Saturday afternoon’s session at the IAC featured Saskia Hamilton (filling in for Leanne O’Sullivan), David Wheatley and Nick Laird. It was a feast of voices, accents, sense and sounds.

Saskia Hamilton is a highly-awarded, former Bunting Fellow at the Radcliffe Institute for Advanced Study at Harvard who teaches at Barnard College. She read all new work from a collection-in-progress called Nightjar“like the bird,” she said. Dark-haired, casually dressed, she read with ease and authority. I was struck by the following images (quoting now from my notes) referred to in a poem called “Midsummer Rain”:

People standing outside a bar . . .

White shirts blossoming on the street . . .

Rain drives them back inside . . .
and by these random lines:

in a far field north of here

does your desk face the wall or the window?

which sound is in the fore?
“How quiet the room, listening, listening,” I scribbled. Here we are, tucked in together on a sunny Saturday afternoon, language thrumming on the walls as we listen in the dark.

With his mod hair and his dark clothing, David Wheatley might have been a hip schoolmaster or a mid-sixties pop star. His use of form (rhymes and near-rhymes and the feeling of balladry) and his subject matter (the natural world) are traditional. His genial nature and good humor set his work apart from its models. “I do like my creatures,” he said, and proved it by reading several poems about birds that were as light and darting and lovely as their subjects. Much delight was generated by a poem that answered, in one line, the question in its title:

Have You Seen This Cat?

Because it’s awesome!
His range is impressive and included a postcard poem, drinking songs, an homage to Philip Larkin and “Riptide” a piece about a Hawk jet zooming over a city dwelling, “the pilot shot free like a champagne cork”.
Wheatley lives, he says, between Ireland and England. This is true linguistically as well as geographically; he bridged the divide by reading one of his poems first in English and then in Irish and by reading two versions of the same poem, one with Irish references, and then again with British references.
Slim, boyish Nick Laird also teaches at Barnard. His poems draw upon a wealth of references (everything from John Masefield to Inspector Gadget) and sources. A poet can find a poem anywhere, even in graffiti on a library carrel–which is where Laird found the basis for his opener, an amusing riff on the mysterious “Alan”. The poem has hidden depths. “Alan” mutates into a God-like–or Godot-like–figure, the subject of increasingly frenzied speculation.

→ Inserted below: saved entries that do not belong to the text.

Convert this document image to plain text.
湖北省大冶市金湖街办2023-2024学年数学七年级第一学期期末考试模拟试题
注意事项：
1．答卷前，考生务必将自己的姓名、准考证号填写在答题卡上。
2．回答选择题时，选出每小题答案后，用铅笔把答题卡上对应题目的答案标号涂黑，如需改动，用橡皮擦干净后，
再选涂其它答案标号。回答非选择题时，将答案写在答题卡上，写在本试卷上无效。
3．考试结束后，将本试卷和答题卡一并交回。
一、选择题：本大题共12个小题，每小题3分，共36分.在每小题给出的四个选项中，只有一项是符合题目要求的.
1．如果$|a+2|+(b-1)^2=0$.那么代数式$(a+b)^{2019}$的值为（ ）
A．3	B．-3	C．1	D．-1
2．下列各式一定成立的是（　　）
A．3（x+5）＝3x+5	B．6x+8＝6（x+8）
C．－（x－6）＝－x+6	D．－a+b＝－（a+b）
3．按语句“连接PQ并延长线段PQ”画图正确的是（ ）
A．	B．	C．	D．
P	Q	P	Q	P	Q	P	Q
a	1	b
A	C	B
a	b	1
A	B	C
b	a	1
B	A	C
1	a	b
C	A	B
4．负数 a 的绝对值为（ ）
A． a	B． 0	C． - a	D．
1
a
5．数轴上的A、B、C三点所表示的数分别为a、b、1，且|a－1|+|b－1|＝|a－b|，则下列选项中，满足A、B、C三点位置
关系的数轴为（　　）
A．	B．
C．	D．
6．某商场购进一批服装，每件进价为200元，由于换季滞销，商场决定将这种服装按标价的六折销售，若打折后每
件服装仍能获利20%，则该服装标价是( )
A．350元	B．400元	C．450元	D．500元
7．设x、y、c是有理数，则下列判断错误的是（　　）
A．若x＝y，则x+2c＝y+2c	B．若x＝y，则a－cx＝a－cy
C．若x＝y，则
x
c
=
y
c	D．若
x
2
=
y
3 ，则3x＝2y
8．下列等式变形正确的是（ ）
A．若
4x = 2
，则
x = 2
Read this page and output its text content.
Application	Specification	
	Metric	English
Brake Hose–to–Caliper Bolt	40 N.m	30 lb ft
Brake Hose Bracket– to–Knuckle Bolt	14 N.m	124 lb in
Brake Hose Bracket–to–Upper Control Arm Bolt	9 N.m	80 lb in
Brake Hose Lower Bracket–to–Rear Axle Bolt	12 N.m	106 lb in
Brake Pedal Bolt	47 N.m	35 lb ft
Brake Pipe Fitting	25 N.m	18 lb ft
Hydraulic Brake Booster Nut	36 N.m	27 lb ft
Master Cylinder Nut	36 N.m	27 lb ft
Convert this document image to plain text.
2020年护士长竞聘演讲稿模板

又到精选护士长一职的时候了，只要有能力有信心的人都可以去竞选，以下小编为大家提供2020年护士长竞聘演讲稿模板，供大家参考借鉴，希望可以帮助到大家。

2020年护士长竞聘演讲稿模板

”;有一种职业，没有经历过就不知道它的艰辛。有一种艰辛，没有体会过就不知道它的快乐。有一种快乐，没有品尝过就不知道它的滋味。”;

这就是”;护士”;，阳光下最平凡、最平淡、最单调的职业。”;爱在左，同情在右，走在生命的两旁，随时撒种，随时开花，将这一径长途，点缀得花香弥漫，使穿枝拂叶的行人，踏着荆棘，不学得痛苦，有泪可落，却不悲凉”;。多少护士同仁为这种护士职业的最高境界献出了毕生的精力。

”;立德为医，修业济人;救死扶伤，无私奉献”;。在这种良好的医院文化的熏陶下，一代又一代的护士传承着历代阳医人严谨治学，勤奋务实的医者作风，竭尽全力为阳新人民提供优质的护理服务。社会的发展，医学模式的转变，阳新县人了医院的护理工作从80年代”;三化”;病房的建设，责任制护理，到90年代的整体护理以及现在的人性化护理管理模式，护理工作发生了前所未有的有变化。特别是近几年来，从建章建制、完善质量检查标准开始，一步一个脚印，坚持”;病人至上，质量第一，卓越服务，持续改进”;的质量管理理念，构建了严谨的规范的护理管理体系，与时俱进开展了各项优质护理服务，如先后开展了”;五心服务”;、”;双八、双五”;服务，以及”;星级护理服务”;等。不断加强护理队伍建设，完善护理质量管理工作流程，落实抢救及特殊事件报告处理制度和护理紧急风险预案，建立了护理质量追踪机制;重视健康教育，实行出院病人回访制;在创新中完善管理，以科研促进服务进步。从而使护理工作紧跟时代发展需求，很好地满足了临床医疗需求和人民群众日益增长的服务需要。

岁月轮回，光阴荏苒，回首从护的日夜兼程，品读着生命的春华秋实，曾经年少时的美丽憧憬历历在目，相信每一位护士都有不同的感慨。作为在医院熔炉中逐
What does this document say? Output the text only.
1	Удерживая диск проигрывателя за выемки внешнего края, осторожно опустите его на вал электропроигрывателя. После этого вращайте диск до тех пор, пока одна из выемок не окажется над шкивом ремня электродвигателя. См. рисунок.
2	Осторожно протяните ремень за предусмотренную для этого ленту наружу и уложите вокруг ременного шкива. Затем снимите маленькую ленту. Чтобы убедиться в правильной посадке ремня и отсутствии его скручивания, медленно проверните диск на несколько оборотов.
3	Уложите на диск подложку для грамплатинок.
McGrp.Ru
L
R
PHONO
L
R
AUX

Several love poems came next, including one for Maud, his pug dog. “Pugs are a cross between E.T. and an Ewok,” he said. “You’re not supposed to buy them because they can’t breathe properly.

He closed with the luminous “The Evening Forecast For The Region”, a poem about “insomnia and the gaps the mind makes when you can’t sleep”:
The weatherman for Boston ponders whether, I’d bet not,
the snowstorm coming north will come to town tonight [. . .]

Everyone on earth is sleeping. I am the keel-scrape

beneath their tidal breathing which is shifting down through tempo to the
waveform of the sea. The gathered even draw and lift of air.

Further east a blizzard of homogenous decisions breathes above the folding and unfolding pane and counterpane of waves

as if the white so loves the world it tries to make a map of it, exact and blank to
start again, but the sea will not stay under it.

The ricepaper wafers are melting. Millions of babynails cling to the wind lifting
hoarsely off the Atlantic. The whole thing

is mesmeric. For hours the snow will fall like rhythm.